EAST TENNESSEE GEOLOGICAL SOCIETY
NOVEMBER
2011


Monday, November 14, 2011
6:00 - 7:30 pm

Pellissippi State Technical Community College
10915 Hardin Valley Road, Knoxville
J.L Goins Administration Building, Cafeteria Annex

 


NOVEMBER PRESENTATION

Geological Storage of Carbon Dioxide:
Implementation, Simulations, and Impacts


By

Chu-Lin Cheng and Dr. Ed Perfect
Department of Earth and Planetary Sciences
University of Tennessee, Knoxville

Abstract

Anthropogenic emissions of CO2 are rapidly changing the gaseous composition of the atmosphere and contributing to global climate change.
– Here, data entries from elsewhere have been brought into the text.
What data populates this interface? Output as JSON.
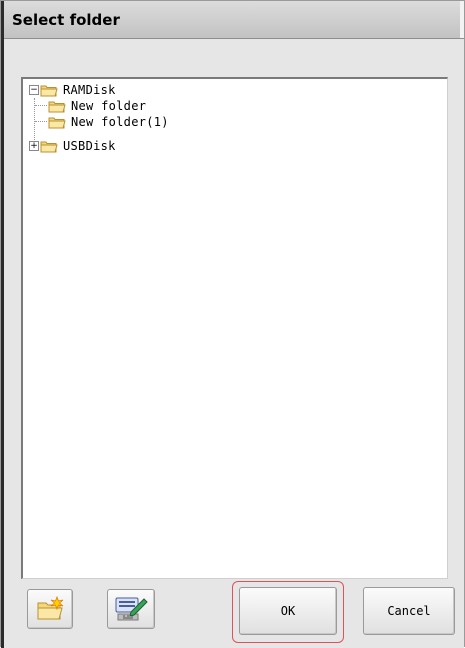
{
  "window": {
    "title": "Select folder"
  },
  "tree": {
    "nodes": [
      {
        "label": "RAMDisk",
        "expander": "−"
      },
      {
        "label": "New folder"
      },
      {
        "label": "New folder(1)"
      },
      {
        "label": "USBDisk",
        "expander": "+"
      }
    ]
  },
  "toolbar": {
    "new_folder_icon": "new-folder-icon",
    "rename_icon": "keyboard-edit-icon",
    "ok_label": "OK",
    "cancel_label": "Cancel"
  },
  "colors": {
    "folder": "#f3d77a",
    "highlight": "#e0525a"
  }
}
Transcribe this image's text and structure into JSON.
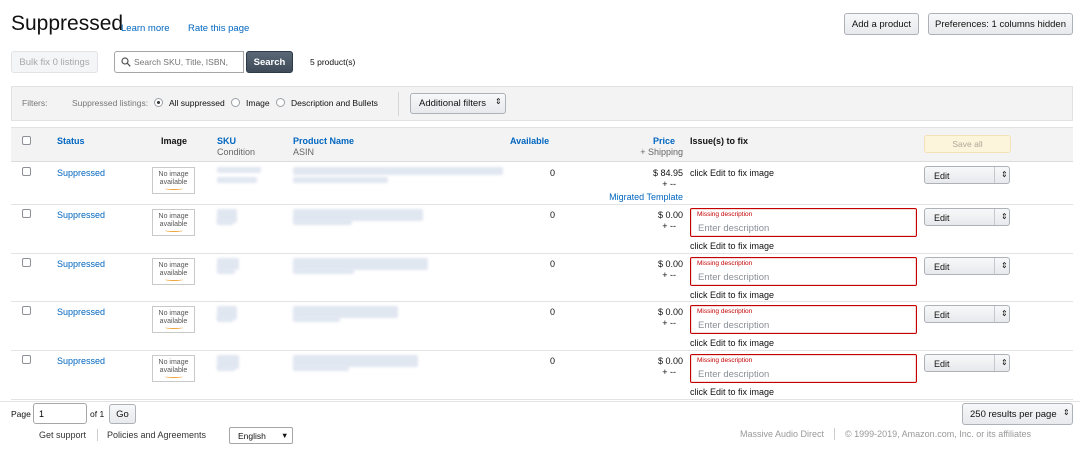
{
  "header": {
    "title": "Suppressed",
    "learn_more": "Learn more",
    "rate_page": "Rate this page",
    "add_product": "Add a product",
    "preferences": "Preferences: 1 columns hidden"
  },
  "toolbar": {
    "bulk_fix": "Bulk fix 0 listings",
    "search_placeholder": "Search SKU, Title, ISBN,",
    "search_button": "Search",
    "product_count": "5 product(s)"
  },
  "filters": {
    "label": "Filters:",
    "group_label": "Suppressed listings:",
    "options": [
      {
        "label": "All suppressed",
        "selected": true
      },
      {
        "label": "Image",
        "selected": false
      },
      {
        "label": "Description and Bullets",
        "selected": false
      }
    ],
    "additional": "Additional filters",
    "additional_arrow": "⇕"
  },
  "table": {
    "headers": {
      "status": "Status",
      "image": "Image",
      "sku": "SKU",
      "sku_sub": "Condition",
      "product_name": "Product Name",
      "product_sub": "ASIN",
      "available": "Available",
      "price": "Price",
      "price_sub": "+ Shipping",
      "issues": "Issue(s) to fix",
      "save_all": "Save all"
    },
    "no_image_line1": "No image",
    "no_image_line2": "available",
    "rows": [
      {
        "status": "Suppressed",
        "available": "0",
        "price": "$ 84.95",
        "shipping": "+ --",
        "extra": "Migrated Template",
        "issue_label": "",
        "issue_placeholder": "",
        "fix_text": "click Edit to fix image",
        "edit": "Edit",
        "edit_arrow": "⇕"
      },
      {
        "status": "Suppressed",
        "available": "0",
        "price": "$ 0.00",
        "shipping": "+ --",
        "extra": "",
        "issue_label": "Missing description",
        "issue_placeholder": "Enter description",
        "fix_text": "click Edit to fix image",
        "edit": "Edit",
        "edit_arrow": "⇕"
      },
      {
        "status": "Suppressed",
        "available": "0",
        "price": "$ 0.00",
        "shipping": "+ --",
        "extra": "",
        "issue_label": "Missing description",
        "issue_placeholder": "Enter description",
        "fix_text": "click Edit to fix image",
        "edit": "Edit",
        "edit_arrow": "⇕"
      },
      {
        "status": "Suppressed",
        "available": "0",
        "price": "$ 0.00",
        "shipping": "+ --",
        "extra": "",
        "issue_label": "Missing description",
        "issue_placeholder": "Enter description",
        "fix_text": "click Edit to fix image",
        "edit": "Edit",
        "edit_arrow": "⇕"
      },
      {
        "status": "Suppressed",
        "available": "0",
        "price": "$ 0.00",
        "shipping": "+ --",
        "extra": "",
        "issue_label": "Missing description",
        "issue_placeholder": "Enter description",
        "fix_text": "click Edit to fix image",
        "edit": "Edit",
        "edit_arrow": "⇕"
      }
    ]
  },
  "pagination": {
    "page_label": "Page",
    "page_value": "1",
    "of_label": "of 1",
    "go": "Go",
    "per_page": "250 results per page",
    "per_page_arrow": "⇕"
  },
  "footer": {
    "support": "Get support",
    "policies": "Policies and Agreements",
    "language": "English",
    "language_arrow": "▼",
    "store": "Massive Audio Direct",
    "copyright": "© 1999-2019, Amazon.com, Inc. or its affiliates"
  },
  "colors": {
    "link": "#0066c0",
    "error": "#c40000",
    "save_all_bg": "#fdf4dc"
  },
  "icons": {
    "search": "search-icon",
    "dropdown": "chevron-updown-icon"
  }
}
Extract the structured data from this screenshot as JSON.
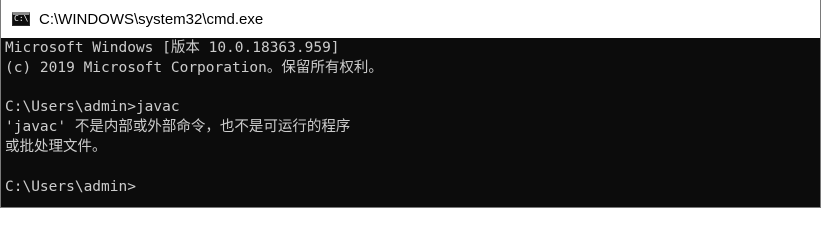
{
  "window": {
    "title": "C:\\WINDOWS\\system32\\cmd.exe",
    "icon": "cmd-icon",
    "icon_glyph": "C:\\"
  },
  "console": {
    "background_color": "#0c0c0c",
    "text_color": "#cccccc",
    "lines": [
      "Microsoft Windows [版本 10.0.18363.959]",
      "(c) 2019 Microsoft Corporation。保留所有权利。",
      "",
      "C:\\Users\\admin>javac",
      "'javac' 不是内部或外部命令，也不是可运行的程序",
      "或批处理文件。",
      "",
      "C:\\Users\\admin>"
    ]
  }
}
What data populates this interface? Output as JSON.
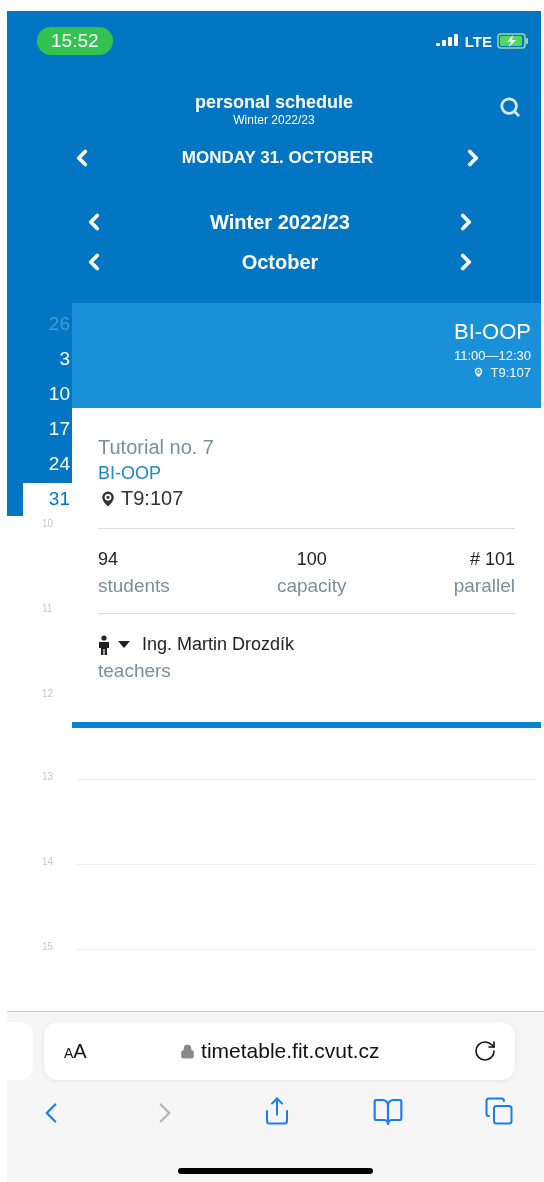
{
  "status_bar": {
    "time": "15:52",
    "network": "LTE"
  },
  "header": {
    "title": "personal schedule",
    "subtitle": "Winter 2022/23",
    "day": "MONDAY 31. OCTOBER",
    "semester": "Winter 2022/23",
    "month": "October"
  },
  "weeks": [
    {
      "label": "26",
      "selected": false,
      "muted": true
    },
    {
      "label": "3",
      "selected": false,
      "muted": false
    },
    {
      "label": "10",
      "selected": false,
      "muted": false
    },
    {
      "label": "17",
      "selected": false,
      "muted": false
    },
    {
      "label": "24",
      "selected": false,
      "muted": false
    },
    {
      "label": "31",
      "selected": true,
      "muted": false
    }
  ],
  "event": {
    "code": "BI-OOP",
    "time": "11:00—12:30",
    "room": "T9:107"
  },
  "detail": {
    "title": "Tutorial no. 7",
    "code": "BI-OOP",
    "room": "T9:107",
    "stats": [
      {
        "value": "94",
        "label": "students"
      },
      {
        "value": "100",
        "label": "capacity"
      },
      {
        "value": "# 101",
        "label": "parallel"
      }
    ],
    "teachers": [
      {
        "name": "Ing. Martin Drozdík",
        "expanded": false
      }
    ],
    "teachers_label": "teachers"
  },
  "hours": [
    "10",
    "11",
    "12",
    "13",
    "14",
    "15"
  ],
  "browser": {
    "text_size": "AA",
    "url": "timetable.fit.cvut.cz",
    "toolbar": [
      {
        "kind": "back",
        "disabled": false
      },
      {
        "kind": "forward",
        "disabled": true
      },
      {
        "kind": "share",
        "disabled": false
      },
      {
        "kind": "bookmarks",
        "disabled": false
      },
      {
        "kind": "tabs",
        "disabled": false
      }
    ]
  }
}
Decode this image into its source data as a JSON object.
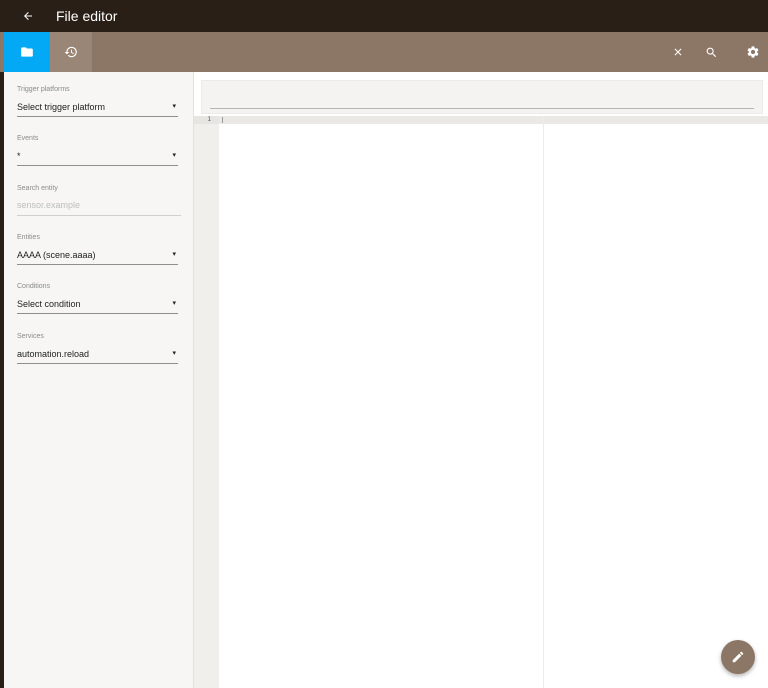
{
  "header": {
    "title": "File editor",
    "back_icon": "arrow-back-icon",
    "background": "#2a1f16"
  },
  "toolbar": {
    "background": "#8c7766",
    "accent": "#03a9f4",
    "buttons": [
      {
        "icon": "folder-icon",
        "active": true
      },
      {
        "icon": "history-icon"
      },
      {
        "icon": "close-icon"
      },
      {
        "icon": "search-icon"
      },
      {
        "icon": "settings-gear-icon"
      }
    ]
  },
  "sidebar": {
    "trigger_platforms": {
      "label": "Trigger platforms",
      "value": "Select trigger platform"
    },
    "events": {
      "label": "Events",
      "value": "*"
    },
    "search_entity": {
      "label": "Search entity",
      "placeholder": "sensor.example"
    },
    "entities": {
      "label": "Entities",
      "value": "AAAA (scene.aaaa)"
    },
    "conditions": {
      "label": "Conditions",
      "value": "Select condition"
    },
    "services": {
      "label": "Services",
      "value": "automation.reload"
    },
    "caret": "▾"
  },
  "editor": {
    "line_numbers": [
      "1"
    ]
  },
  "fab": {
    "icon": "pencil-edit-icon"
  }
}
Capture and storage of CO2 in the subsurface is currently considered to be the most promising mitigation strategy. The main geologic storage options are confined saline aquifers, coal beds, depleted oil reservoirs, shales, and other reactive rocks that facilitate carbonate precipitation.

Mathematical models and numerical simulations are important tools for evaluating the feasibility of geologic storage of CO2 and the design and operation of future storage systems. Researchers need petrophysical and geochemical parameters to evaluate the total amount of carbon that can be stored in a particular rock formation and to predict the redistribution of CO2 gas following injection. In particular, point parameters for the van Genuchten (VG) equations describing the functional relationships between capillary pressure, relative saturation, and relative permeability are essential for modeling gas-liquid displacements in porous media. Many simulations of the fate CO2 injected into brine aquifers simply assume values of the VG parameters for &ldquotypical conditions.&rdquo In other cases, average instead of point VG parameters, are employed due to their relative ease of measurement in the laboratory. The use of assumed or average VG parameters can result in significant prediction errors, especially in the case of coarse-grained sediments and fractured rocks. Such errors can impose great risks and challenges to decision-making.

The presentation will start with an introduction to the carbon problem. The mechanisms involved in carbon capture and storage will be discussed, followed by evaluations of key petrophysical parameters needed for numerical modeling. Forward numerical simulations using the Subsurface Transport Over Multiple Phases (STOMP) model will be employed to illustrate the magnitudes of the errors in flow and transport predictions resulting from the use of different values for one single VG parameter (m, representing the pore size distribution). Model predictions indicate that integrated carbon inventories after 10,000 days (~27 years) range between -16% and +4.8% in the aqueous and gas phases depending upon the choice of the m value.